Après la journée d'Auray le parti français ne pouvait plus se faire d'illusions : la Bretagne était perdue pour lui. Le duc d'Anjou, envoyé par son frère, put s'en convaincre par ses yeux. Charles V, qui avait ressenti comme tous les bons Français le malheur de son allié, se hâta du moins de conjurer par ses négociations les contre-coups fâcheux que cette défaite aurait pu produire à l'intérieur du royaume. Les ressources manquaient pour recommencer la guerre de Bretagne. Charles le Mauvais, enhardi, continuait la guerre de Normandie, qui, grâce à l'absence de du Guesclin, pouvait prendre pour lui une bonne tournure. Le roi de France se hâta donc de traiter, à des conditions modérées, avec ses deux ennemis. S'il ne recueillit pas tous les avantages que la bataille de Cocherel lui avait fait espérer, il évita une bonne partie des sacrifices que celle d'Auray pouvait lui faire craindre. Ses envoyés, Jean de Craon, archevêque de Reims, et le maréchal Boucicaut, conclurent dès le 17 novembre avec Montfort les préliminaires de la paix, qui ne fut définitivement signée que le 12 avril suivant à Guérande[16]. L'arrangement avec le roi de Navarre eut lieu le 6 mars 1365. Ces deux traités rapportaient en somme à Charles honneur et profit. Si Montfort était reconnu duc de Bretagne, ce n'était du moins qu'à condition de rendre hommage au roi de France et de se comporter en vassal fidèle. Jeanne de Penthièvre gardait, avec le vaste comté dont elle portait le nom[17], la vicomté de Limoges, qui lui venait de son aïeul. Enfin la Bretagne elle-même pouvait revenir à ses enfants si Jean ne laissait pas de postérité légitime. Quant à Charles le Mauvais, il conservait sans doute le comté d'Evreux et ses places du Cotentin, mais il perdait définitivement les villes de Mantes, Meulan, Vernon, etc., en échange desquelles il acquérait Montpellier.

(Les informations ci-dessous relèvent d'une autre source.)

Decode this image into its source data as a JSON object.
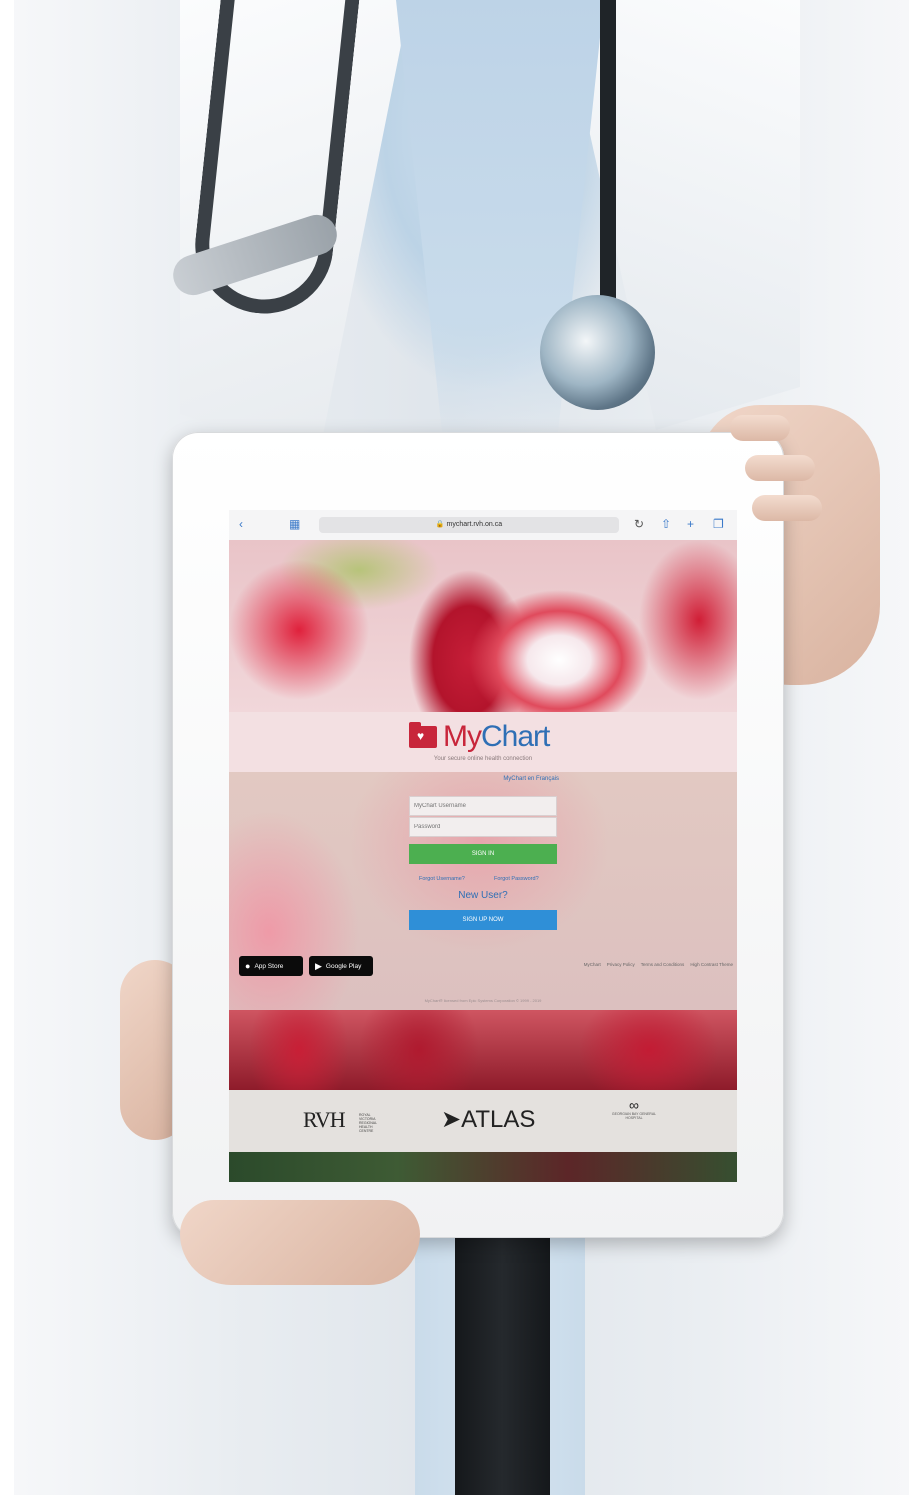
{
  "browser": {
    "url": "mychart.rvh.on.ca"
  },
  "mychart": {
    "logo_my": "My",
    "logo_chart": "Chart",
    "tagline": "Your secure online health connection",
    "signin_link": "MyChart en Français",
    "username_placeholder": "MyChart Username",
    "password_placeholder": "Password",
    "signin_button": "SIGN IN",
    "forgot_username": "Forgot Username?",
    "forgot_password": "Forgot Password?",
    "new_user": "New User?",
    "signup_button": "SIGN UP NOW",
    "app_store": "App Store",
    "google_play": "Google Play",
    "footer_links": [
      "MyChart",
      "Privacy Policy",
      "Terms and Conditions",
      "High Contrast Theme"
    ],
    "copyright": "MyChart® licensed from Epic Systems Corporation © 1999 - 2019"
  },
  "partners": {
    "rvh": "RVH",
    "rvh_sub": "ROYAL VICTORIA REGIONAL HEALTH CENTRE",
    "atlas": "ATLAS",
    "geo": "GEORGIAN BAY GENERAL HOSPITAL"
  },
  "colors": {
    "brand_red": "#c8263b",
    "brand_blue": "#2f6fb5",
    "signin_green": "#4caf50",
    "signup_blue": "#2f8fd7"
  }
}
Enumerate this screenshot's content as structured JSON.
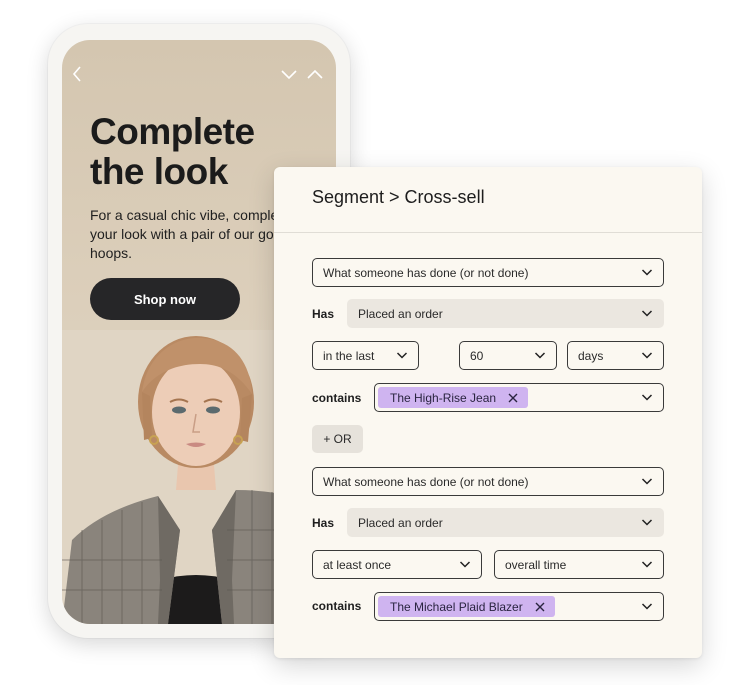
{
  "phone": {
    "headline_line1": "Complete",
    "headline_line2": "the look",
    "subtext": "For a casual chic vibe, complete your look with a pair of our golden hoops.",
    "shop_button": "Shop now",
    "icons": [
      "chevron-left-icon",
      "chevron-down-icon",
      "chevron-up-icon"
    ]
  },
  "panel": {
    "title": "Segment > Cross-sell",
    "group1": {
      "condition": "What someone has done (or not done)",
      "has_label": "Has",
      "action": "Placed an order",
      "timeframe": "in the last",
      "amount": "60",
      "unit": "days",
      "contains_label": "contains",
      "product_tag": "The High-Rise Jean"
    },
    "or_button": "+ OR",
    "group2": {
      "condition": "What someone has done (or not done)",
      "has_label": "Has",
      "action": "Placed an order",
      "frequency": "at least once",
      "period": "overall time",
      "contains_label": "contains",
      "product_tag": "The Michael Plaid Blazer"
    }
  },
  "colors": {
    "accent_chip": "#cfb4f0",
    "button_dark": "#262628",
    "panel_bg": "#fbf8f1",
    "phone_bg": "#d4c6b0"
  }
}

On voit que Charles V, toujours sage, avait su s'accommoder aux circonstances, diminuer ses prétentions et se réduire au possible. Au fond, il avait obtenu un succès incontestable : la Bretagne et la Normandie étaient pacifiées. L'Angleterre avait deux prétextes de moins pour troubler la France. Le roi, tout en réorganisant savamment l'administration, pouvait dès lors préparer à loisir la revanche nationale du traité de Brétigny. Mais avant de songer à expulser les Anglais il fallait purger le royaume des compagnies qui le pillaient et y rendaient toute police, tout gouvernement impossible. Cette entreprise semblait inexécutable. Mais Charles V connaissait un homme capable de la mener à bonne fin : c'était Bertrand du Guesclin. Il avait hâte de le revoir et de lui confier cette lourde tâche, en attendant qu'il pût le charger de reconquérir les provinces cédées en 1360 à l'étranger. Aussi n'eut-il de satisfaction que lorsqu'il l'eut délivré. Les vainqueurs d'Auray, qui savaient la valeur du comte de Longueville, exigèrent de lui une rançon monstrueuse : cent mille livres — plusieurs millions d'aujourd'hui[18]. Le roi ne réclama pas et fournit de sa bourse les deux cinquièmes de la somme. Nous verrons dans les chapitres suivants que c'était de l'argent bien placé.

 

 

 



[1] Département des Côtes-du-Nord (aujourd'hui Côtes d'Armor).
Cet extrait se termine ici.